En términos de la Red Mundial de Usuarios y
Sobrevivientes de la Psiquiatría[3],
se trata de crear sólidos modelos
alternativos para una respuesta social a las personas que vivencian locura,
problemas de salud mental y trauma. Estos modelos hacen hincapié en la experiencia
en primera persona, honrando pensamientos y sentimientos, cumpliendo con
necesidades prácticas, tomando el tiempo suficiente para la solución o la
curación y ponen énfasis en la capacidad de cada persona de transformar su vida.
“Esto no es otra cosa que una crítica de la mitología del desvalimiento y
una propuesta de una ética de la confianza en sí mismo” (Basz, 2014, p. 2), y
posiblemente la dignidad y la subjetivación que la asunción del riesgo acarrea,
sea una propuesta efectiva para poner en crisis el dispositivo manicomial a
partir de nuevas aperturas. Lo que ya conocemos es lo paralizante que resulta
la seguridad de la indignidad. Ahora, debemos abrirnos hacia el movimiento transformativo
que provoca la aceptación de los riesgos.
[1] La Correntina es una casa
asistida ubicada en la ciudad de Rosario (Santa fe, Arg), en el barrio La Lata.
Pertenece al CRSM Dr. Agudo Ávila, institución monovalente con miras a la
transformación. El proyecto de la casa como dispositivo sustitutivo a la lógica
manicomial surge durante en 2020 durante la pandemia y quizás como un saber-hacer
con eso, por parte de los equipos de la institución. En Febrero del 2021, una
enfermera y yo somos convocadas para formar parte del proyecto y desde allí
comenzar a consolidar el equipo de trabajo.
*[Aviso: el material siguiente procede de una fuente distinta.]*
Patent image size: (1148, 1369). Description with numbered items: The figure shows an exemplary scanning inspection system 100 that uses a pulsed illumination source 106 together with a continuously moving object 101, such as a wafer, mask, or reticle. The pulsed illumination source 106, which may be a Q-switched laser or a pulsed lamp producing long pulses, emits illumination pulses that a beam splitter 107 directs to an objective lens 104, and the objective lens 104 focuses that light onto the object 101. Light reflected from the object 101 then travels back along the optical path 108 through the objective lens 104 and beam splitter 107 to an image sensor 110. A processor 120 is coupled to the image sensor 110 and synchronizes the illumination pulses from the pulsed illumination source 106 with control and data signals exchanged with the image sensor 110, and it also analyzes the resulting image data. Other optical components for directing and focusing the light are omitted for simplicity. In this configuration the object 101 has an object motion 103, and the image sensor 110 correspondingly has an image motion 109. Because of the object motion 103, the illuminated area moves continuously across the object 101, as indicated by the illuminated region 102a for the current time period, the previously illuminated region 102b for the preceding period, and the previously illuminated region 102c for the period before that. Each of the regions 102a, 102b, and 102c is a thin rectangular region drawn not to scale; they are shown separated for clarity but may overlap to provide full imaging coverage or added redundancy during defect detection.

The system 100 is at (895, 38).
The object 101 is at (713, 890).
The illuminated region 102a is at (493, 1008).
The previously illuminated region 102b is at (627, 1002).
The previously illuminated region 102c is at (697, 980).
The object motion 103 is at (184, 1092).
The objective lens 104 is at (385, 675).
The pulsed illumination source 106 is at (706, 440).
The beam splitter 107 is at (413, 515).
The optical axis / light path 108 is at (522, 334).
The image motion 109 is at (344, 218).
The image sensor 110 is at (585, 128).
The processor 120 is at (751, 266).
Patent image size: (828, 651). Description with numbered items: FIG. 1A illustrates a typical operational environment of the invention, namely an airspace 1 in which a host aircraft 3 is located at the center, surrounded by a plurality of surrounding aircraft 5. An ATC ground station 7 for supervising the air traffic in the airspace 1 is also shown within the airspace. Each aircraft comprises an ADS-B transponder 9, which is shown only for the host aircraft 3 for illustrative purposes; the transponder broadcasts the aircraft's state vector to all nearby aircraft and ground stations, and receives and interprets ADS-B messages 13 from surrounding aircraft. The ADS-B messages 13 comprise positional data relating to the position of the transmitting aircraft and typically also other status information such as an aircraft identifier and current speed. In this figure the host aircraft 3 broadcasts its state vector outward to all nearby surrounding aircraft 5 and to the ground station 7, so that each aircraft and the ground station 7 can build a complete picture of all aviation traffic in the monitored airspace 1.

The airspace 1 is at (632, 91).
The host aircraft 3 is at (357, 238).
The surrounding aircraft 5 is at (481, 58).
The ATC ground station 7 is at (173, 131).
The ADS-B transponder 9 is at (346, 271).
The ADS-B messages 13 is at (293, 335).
[2] El artículo al que hago
referencia aquí fue escrito
por Eduardo Basz titulado La dignidad del
riesgo como antídoto al estigma. El autor es miembro del Observatorio
Dignidad sobre la aplicación la Convención de los Derechos de las Personas con
Discapacidad y de la Ley de Salud Mental.
[3] La Red Mundial de Usuarios y
Sobrevivientes de la Psiquiatría (WNUSP) es una organización internacional
que representa y está dirigida por lo que denomina "supervivientes de
la psiquiatría".
En 2003, más de 70 organizaciones nacionales eran miembros de WNUSP, con sede
en 30 países. La red busca proteger y desarrollar los derechos humanos, los derechos de las personas con discapacidad, la dignidad y
la autodeterminación de las personas etiquetadas como “enfermos mentales”.